Modern tıbba yapılan eleştirilerin birçoğunda ana amacı para kazanmak olan tıp sanayisinin bu çalışmaları gelirlerini maksimize edecek şekilde kullanıp herkesi hasta ve ilaç bağımlısı yapmak istediği ifade edilmektedir. Bu büyük oranda haksız bir iddiadır. Evet, amacı para kazanmak olan bir ilaç sanayisi var ama amacı yine para kazanmak olan bir hukuk sektörü de var. Bir tedavinin insanlara zarar verdiği ortaya çıkarsa, zarar görenlere verilecek dev tazminatlar sistemdeki dengeyi kurmaktadır. Bence bu konuda eleştirilecek bir şey varsa, hem hastaların hem hekimlerin bazen her şeyi ilaçlardan beklemesi olabilir. Örnek verecek olursak, şeker hastası bir kişinin istediğim her şeyi yiyeyim, kiloma dikkat etmeyim ilaca yüklenirim demesi hatalı bir yaklaşımdır. Hastalarıma tavsiyede bulunurken, hayat tarzlarını en az sayıda ve en düşük dozda ilaç kullanacak şekilde değiştirmelerini de sağlamaya çalışmaktayım.

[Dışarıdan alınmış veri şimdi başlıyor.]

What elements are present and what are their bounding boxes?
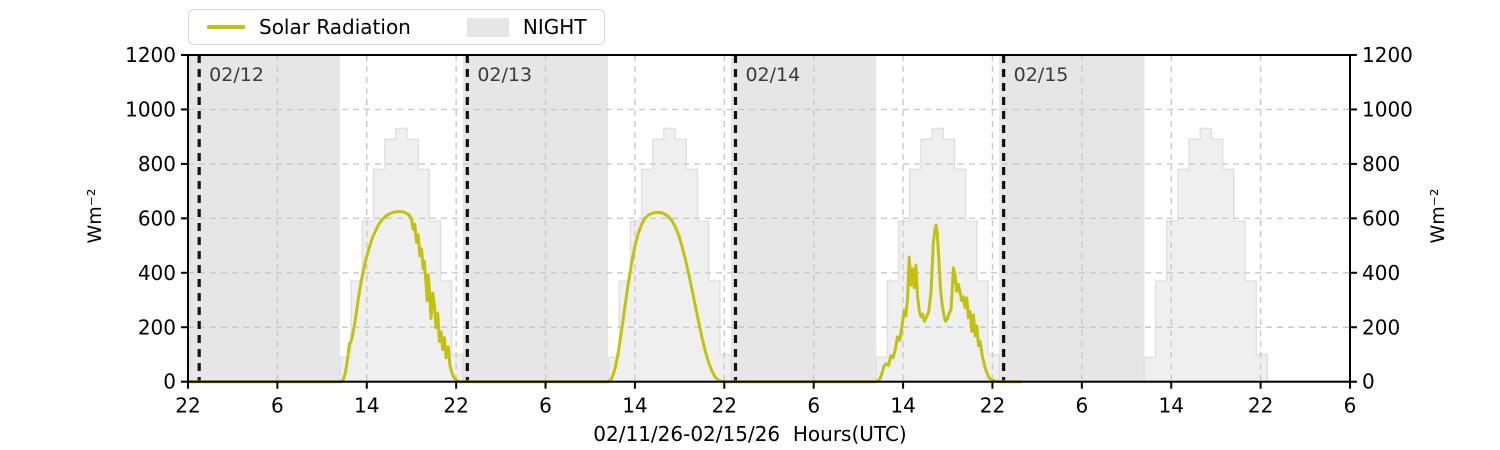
y-axis-label-right: Wm⁻² bbox=[1427, 188, 1449, 244]
solar-radiation-line bbox=[186, 210, 1022, 384]
x-tick-label: 22 bbox=[980, 394, 1005, 418]
y-tick-label-left: 1000 bbox=[125, 97, 176, 121]
day-boundary-label: 02/14 bbox=[745, 64, 800, 86]
y-tick-label-right: 400 bbox=[1362, 261, 1400, 285]
y-tick-label-right: 1000 bbox=[1362, 97, 1413, 121]
x-tick-label: 22 bbox=[175, 394, 200, 418]
day-boundary-label: 02/12 bbox=[209, 64, 264, 86]
y-tick-label-left: 600 bbox=[138, 206, 176, 230]
y-axis-label-left: Wm⁻² bbox=[84, 188, 106, 244]
y-tick-label-right: 600 bbox=[1362, 206, 1400, 230]
clear-sky-envelope bbox=[1143, 127, 1269, 383]
y-tick-label-left: 0 bbox=[163, 370, 176, 394]
x-tick-label: 6 bbox=[539, 394, 552, 418]
y-tick-label-left: 200 bbox=[138, 315, 176, 339]
y-tick-label-right: 800 bbox=[1362, 152, 1400, 176]
x-tick-label: 6 bbox=[1075, 394, 1088, 418]
x-tick-label: 14 bbox=[354, 394, 379, 418]
y-tick-label-left: 1200 bbox=[125, 43, 176, 67]
x-axis-label: 02/11/26-02/15/26 Hours(UTC) bbox=[593, 422, 907, 446]
legend: Solar Radiation NIGHT bbox=[188, 9, 606, 45]
y-tick-label-right: 0 bbox=[1362, 370, 1375, 394]
x-tick-label: 22 bbox=[443, 394, 468, 418]
x-tick-label: 6 bbox=[807, 394, 820, 418]
x-tick-label: 14 bbox=[890, 394, 915, 418]
x-tick-label: 22 bbox=[1248, 394, 1273, 418]
x-tick-label: 14 bbox=[622, 394, 647, 418]
night-patch-swatch bbox=[466, 17, 509, 37]
x-tick-label: 6 bbox=[271, 394, 284, 418]
day-boundary-label: 02/15 bbox=[1014, 64, 1069, 86]
x-tick-label: 14 bbox=[1159, 394, 1184, 418]
y-tick-label-right: 200 bbox=[1362, 315, 1400, 339]
day-boundary-label: 02/13 bbox=[477, 64, 532, 86]
legend-label-solar: Solar Radiation bbox=[259, 15, 411, 39]
y-tick-label-right: 1200 bbox=[1362, 43, 1413, 67]
legend-label-night: NIGHT bbox=[522, 15, 587, 39]
x-tick-label: 6 bbox=[1344, 394, 1357, 418]
clear-sky-envelope bbox=[607, 127, 732, 383]
y-tick-label-left: 800 bbox=[138, 152, 176, 176]
y-tick-label-left: 400 bbox=[138, 261, 176, 285]
x-tick-label: 22 bbox=[712, 394, 737, 418]
solar-radiation-line-swatch bbox=[207, 25, 245, 29]
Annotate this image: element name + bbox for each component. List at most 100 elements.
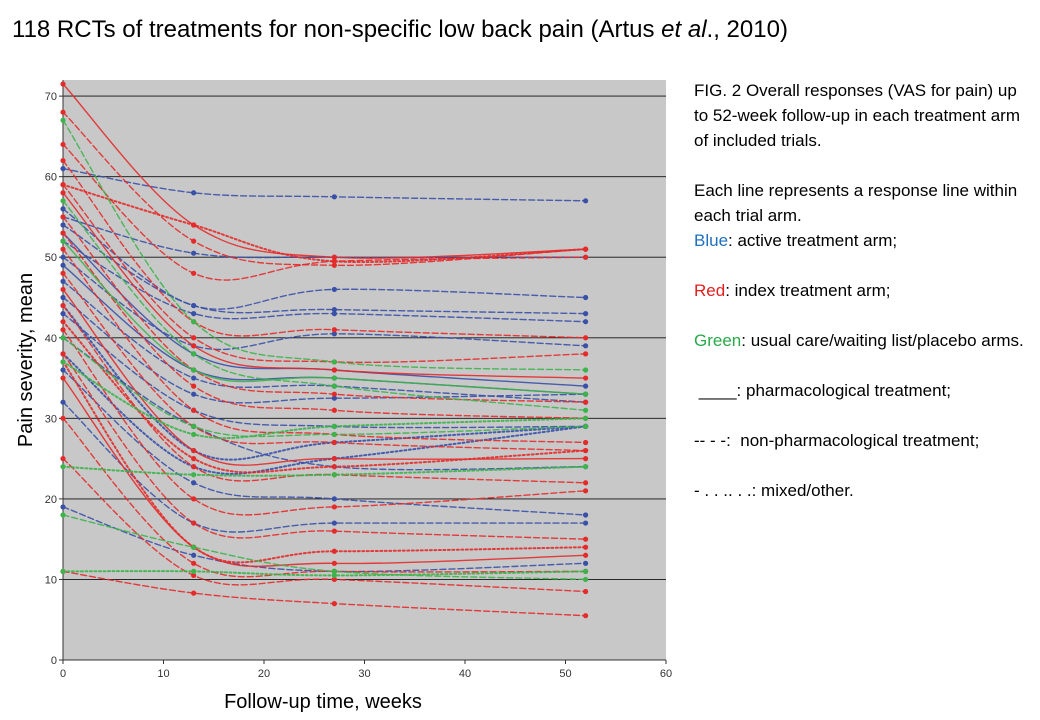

Alternatif Tıp: Bilimsel dayanak, test edilebilirlik, tekrarlanabilirlik veya klinik deneylerden elde edilen kanıtlara sahip olmamasına rağmen tıbbın iyileştirici etkilerini elde etmeyi amaçlayan uygulamalara verilen isimdir. Alternatif ‘’tıpçılar’’, ilaç, aşı, ameliyat gibi tıp uygulamalarına karşıdırlar. Alternatif terapiler dedikleri şeyler tıp biliminin ve bilimsel yöntemin dışındadır ve tanıklık, anekdot, doğaüstü enerjiler gibi şeylere dayanır. Biyo alan, biyorezonans, elektromanyetizma gibi fantastik kavramları sıklıkla kullanır. Alternatif kimya, alternatif matematik olmadığı gibi alternatif tıp da olmaz. Alternatif tıp, güçlü bir lobiye sahip, kârlı bir sektördür. En büyük zararı ise alternatif tıbba yönelerek gerçek tıbbi tedavilerini bırakan ya da aksatan hastalar görmektedir. Kendi branşımdan örnek verecek olursam, filanca otun kapsülü damar açıyormuş diye kullandığı ilaçları bırakıp, dünya kadar parayı harcadıktan sonra stentleri tıkanıp kalp krizi ile gelen bir çok hasta gördüm. Maalesef bu sektörden zengin olan sözde hekimler, böyle durumlarda ne vicdani ne de hukuki herhangi bir sorumluluk taşımamaktadırlar.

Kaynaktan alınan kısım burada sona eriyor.